在这条航线上,他不抱看到任何新东西的希望。过去三年来,他一直在这一带海岸航行。从低角到马兰丹,有五十英里的距离,顺水的话,他那艘老船需要走六个小时,逆水则需要走七个小时。然后,轮船直接驶向陆地,片刻三棵棕榈树便会在天际出现,又高又细,凌乱的树冠凑在一起,仿佛在悄悄评论黑压压的红树林似的。苏法拉号将会驶向昏暗而狭长的海岸,在一定的时间转弯抹角地靠近海岸,此时海岸就会出现几个整齐的、发亮的裂口——充满了河水的港湾。接着,苏法拉号就会在一道四分之三是水、四分之一是黑泥的棕色河流中,溯流而上,不停地行驶在四分之三是黑泥、四分之一是淡盐水的低洼的两岸中间。在过去七年或是更长的时间里,这艘船每个月都要这样航行一回。这是很久以前了,那时他还不知道有这么一艘船,更没想到他会和这艘船,还有这艘船不变的航线发生什么关系。这艘老船应该比船上的人更熟悉这条航线,船上的人并不是一成不变地待在这里;它也应该比那个忠诚的水手长更熟悉,那是惠利从他上一艘船上带来,代替他这个船长来照看这艘船的;它甚至应该比他自己更熟悉,因为他只在这条船上当了三年的船长。它总能按照航线行驶,非常值得信赖。它的罗盘从未出错。它从来不给人惹麻烦,好像它这大把年纪反倒给了它知识、智慧和稳健。它的靠岸方位准确无误,而且几乎跟规定时间分秒不差。

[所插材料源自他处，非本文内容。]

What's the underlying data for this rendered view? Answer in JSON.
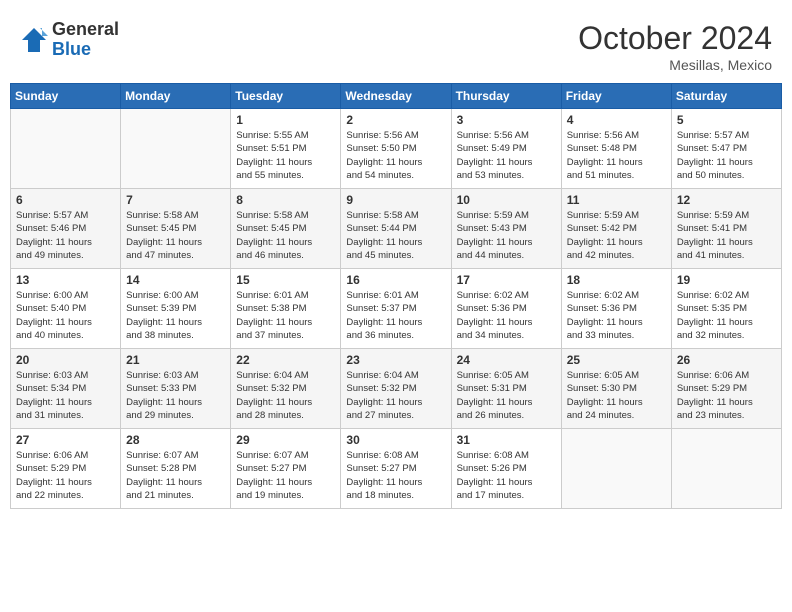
{
  "header": {
    "logo": {
      "general": "General",
      "blue": "Blue"
    },
    "title": "October 2024",
    "location": "Mesillas, Mexico"
  },
  "calendar": {
    "days_of_week": [
      "Sunday",
      "Monday",
      "Tuesday",
      "Wednesday",
      "Thursday",
      "Friday",
      "Saturday"
    ],
    "weeks": [
      [
        {
          "day": "",
          "info": ""
        },
        {
          "day": "",
          "info": ""
        },
        {
          "day": "1",
          "info": "Sunrise: 5:55 AM\nSunset: 5:51 PM\nDaylight: 11 hours\nand 55 minutes."
        },
        {
          "day": "2",
          "info": "Sunrise: 5:56 AM\nSunset: 5:50 PM\nDaylight: 11 hours\nand 54 minutes."
        },
        {
          "day": "3",
          "info": "Sunrise: 5:56 AM\nSunset: 5:49 PM\nDaylight: 11 hours\nand 53 minutes."
        },
        {
          "day": "4",
          "info": "Sunrise: 5:56 AM\nSunset: 5:48 PM\nDaylight: 11 hours\nand 51 minutes."
        },
        {
          "day": "5",
          "info": "Sunrise: 5:57 AM\nSunset: 5:47 PM\nDaylight: 11 hours\nand 50 minutes."
        }
      ],
      [
        {
          "day": "6",
          "info": "Sunrise: 5:57 AM\nSunset: 5:46 PM\nDaylight: 11 hours\nand 49 minutes."
        },
        {
          "day": "7",
          "info": "Sunrise: 5:58 AM\nSunset: 5:45 PM\nDaylight: 11 hours\nand 47 minutes."
        },
        {
          "day": "8",
          "info": "Sunrise: 5:58 AM\nSunset: 5:45 PM\nDaylight: 11 hours\nand 46 minutes."
        },
        {
          "day": "9",
          "info": "Sunrise: 5:58 AM\nSunset: 5:44 PM\nDaylight: 11 hours\nand 45 minutes."
        },
        {
          "day": "10",
          "info": "Sunrise: 5:59 AM\nSunset: 5:43 PM\nDaylight: 11 hours\nand 44 minutes."
        },
        {
          "day": "11",
          "info": "Sunrise: 5:59 AM\nSunset: 5:42 PM\nDaylight: 11 hours\nand 42 minutes."
        },
        {
          "day": "12",
          "info": "Sunrise: 5:59 AM\nSunset: 5:41 PM\nDaylight: 11 hours\nand 41 minutes."
        }
      ],
      [
        {
          "day": "13",
          "info": "Sunrise: 6:00 AM\nSunset: 5:40 PM\nDaylight: 11 hours\nand 40 minutes."
        },
        {
          "day": "14",
          "info": "Sunrise: 6:00 AM\nSunset: 5:39 PM\nDaylight: 11 hours\nand 38 minutes."
        },
        {
          "day": "15",
          "info": "Sunrise: 6:01 AM\nSunset: 5:38 PM\nDaylight: 11 hours\nand 37 minutes."
        },
        {
          "day": "16",
          "info": "Sunrise: 6:01 AM\nSunset: 5:37 PM\nDaylight: 11 hours\nand 36 minutes."
        },
        {
          "day": "17",
          "info": "Sunrise: 6:02 AM\nSunset: 5:36 PM\nDaylight: 11 hours\nand 34 minutes."
        },
        {
          "day": "18",
          "info": "Sunrise: 6:02 AM\nSunset: 5:36 PM\nDaylight: 11 hours\nand 33 minutes."
        },
        {
          "day": "19",
          "info": "Sunrise: 6:02 AM\nSunset: 5:35 PM\nDaylight: 11 hours\nand 32 minutes."
        }
      ],
      [
        {
          "day": "20",
          "info": "Sunrise: 6:03 AM\nSunset: 5:34 PM\nDaylight: 11 hours\nand 31 minutes."
        },
        {
          "day": "21",
          "info": "Sunrise: 6:03 AM\nSunset: 5:33 PM\nDaylight: 11 hours\nand 29 minutes."
        },
        {
          "day": "22",
          "info": "Sunrise: 6:04 AM\nSunset: 5:32 PM\nDaylight: 11 hours\nand 28 minutes."
        },
        {
          "day": "23",
          "info": "Sunrise: 6:04 AM\nSunset: 5:32 PM\nDaylight: 11 hours\nand 27 minutes."
        },
        {
          "day": "24",
          "info": "Sunrise: 6:05 AM\nSunset: 5:31 PM\nDaylight: 11 hours\nand 26 minutes."
        },
        {
          "day": "25",
          "info": "Sunrise: 6:05 AM\nSunset: 5:30 PM\nDaylight: 11 hours\nand 24 minutes."
        },
        {
          "day": "26",
          "info": "Sunrise: 6:06 AM\nSunset: 5:29 PM\nDaylight: 11 hours\nand 23 minutes."
        }
      ],
      [
        {
          "day": "27",
          "info": "Sunrise: 6:06 AM\nSunset: 5:29 PM\nDaylight: 11 hours\nand 22 minutes."
        },
        {
          "day": "28",
          "info": "Sunrise: 6:07 AM\nSunset: 5:28 PM\nDaylight: 11 hours\nand 21 minutes."
        },
        {
          "day": "29",
          "info": "Sunrise: 6:07 AM\nSunset: 5:27 PM\nDaylight: 11 hours\nand 19 minutes."
        },
        {
          "day": "30",
          "info": "Sunrise: 6:08 AM\nSunset: 5:27 PM\nDaylight: 11 hours\nand 18 minutes."
        },
        {
          "day": "31",
          "info": "Sunrise: 6:08 AM\nSunset: 5:26 PM\nDaylight: 11 hours\nand 17 minutes."
        },
        {
          "day": "",
          "info": ""
        },
        {
          "day": "",
          "info": ""
        }
      ]
    ]
  }
}
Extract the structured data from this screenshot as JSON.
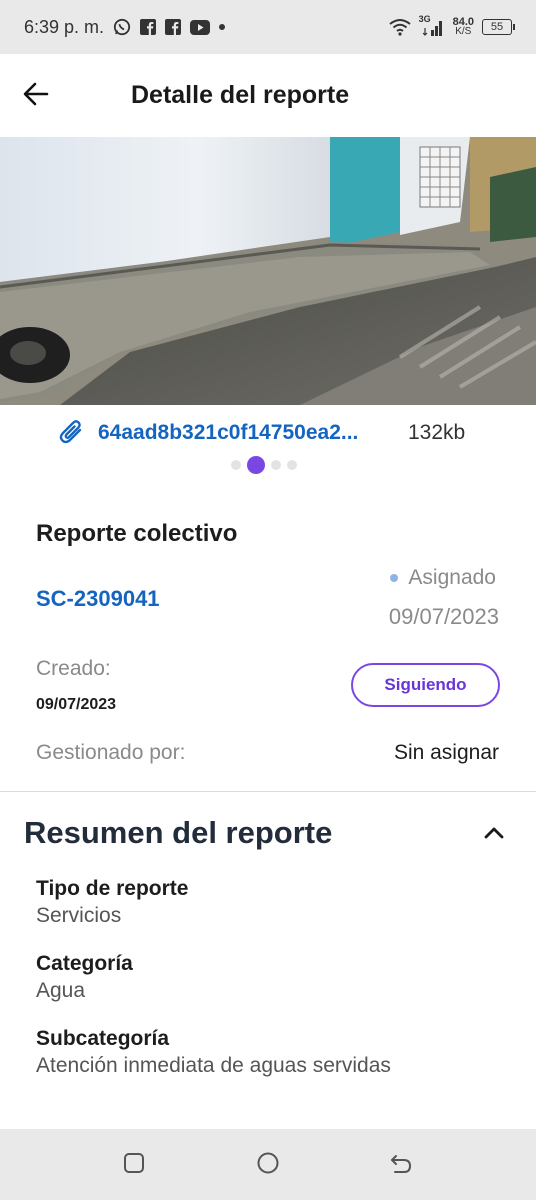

无论何时,只要他坐在船桥上,不需要抬头看,或者是醒着躺在床上,只要计算一下天数和钟头,就能说出他在哪里——航线上的精确地点。他还很清楚地知道,这是往返于马六甲海峡的单调的巡回买卖航行;他了解那一带的风俗、风景和居民情况。轮船的第一站是马六甲,白天靠岸,傍晚出发,横渡这条远东地区的交通要道,带着死板的闪着磷光的尾波。水面上一片黑暗,微光闪闪,漆黑的天空中明星高悬,也许有当地的一艘轮船载着点点灯光笔直地行驶在航道中央,也可能有一条当地的小船挂着用棕榈叶编织的帆静静掠过——在白天则能看见另一面低洼的陆地。中午时分,看见了三棵棕榈树,也就是下一个停靠地点了,此时轮船行驶在一条水流迟缓的河上,溯流而上。居住在那里的唯一一个白人,是个已经退役的年轻海军官员,惠利船长在这条航线上来来往往很多回,和他结下了友情。再向前行驶六十英里,就到了另一个停靠地点,即海滩上只有几所房子的深水湾。就这样来来回回,在沿岸附近装运货物,最后,在迷宫一样的群岛之间,轮船按照固定的航线再行驶一百英里,来到当地的一个大城镇,便结束了它的航程。那艘老船可以休息三天,然后他驾驶着船原路返回,从另一个方位看相同的海岸,在相同的地方听相同的声音,再回到远东地区交通要道上苏法拉号的船籍港,在港务局的那幢石头大厦对面附近,他会为船找上一个泊位,直到再次开始那重复了无数回的一千六百英里的三十天航程。对船长惠利,亨利•惠利,或者说是对天不怕地不怕的哈里——神鹰号的惠利来说,这不是什么雄心勃勃的生活,当初神鹰号可是一艘有名的快速帆船呢。确实不是。对一个曾经为著名的商号干过活的人,对一个驾驶过许多名船——他自己拥有的就不止一两艘——的人来说,这算不上什么雄心勃勃的生活;他有过几次著名的航行,他还是新航线和新贸易的拓荒者;他曾驾船横渡南洋的那些未经测量的广阔海域,看到太阳从航海图上尚未标明的岛屿上升起。他在海上漂泊了五十年,其中有四十多年是在东方( “十分彻底的训练期,” 他过去经常这样微笑着说),这使得从孟买开始,一直到东方连接西方南北美洲海岸的所有港口的整整一代船主和商人,都认识他、尊敬他。他的名声镌刻在了航海图上,虽然不是很大,却清清楚楚。在澳大利亚和中国之间的某处,不是有座惠利岛和一片神鹰礁吗?那艘有名的快速帆船,曾经在那片危险的珊瑚层上搁浅了三天,船长和船员用一只手把货物扔出船外,可以说又用另一只手使他们那艘船避开了一队土著的独木战船。无论是那座岛,还是那片礁石,那时在官方资料上都还不存在呢。后来,英国政府派遣官员驾驶着火枪手号轮船,对那条航线进行勘察,才开始采用这两个地名,认可了惠利船长的进取精神和船的坚固性。此外,留心的人还可能发现在《航海大全》的第二卷第410页上看到,在描述 “马洛托或者惠利航道” 时,是以这样的字句开始的: “这条有益的航线是由神鹰号的惠利船长在1850年首先发现的,” 等等,最后,该书向从十二月起至四月底之间离开中国港口向南行驶的帆船热情洋溢地推荐了这条航线。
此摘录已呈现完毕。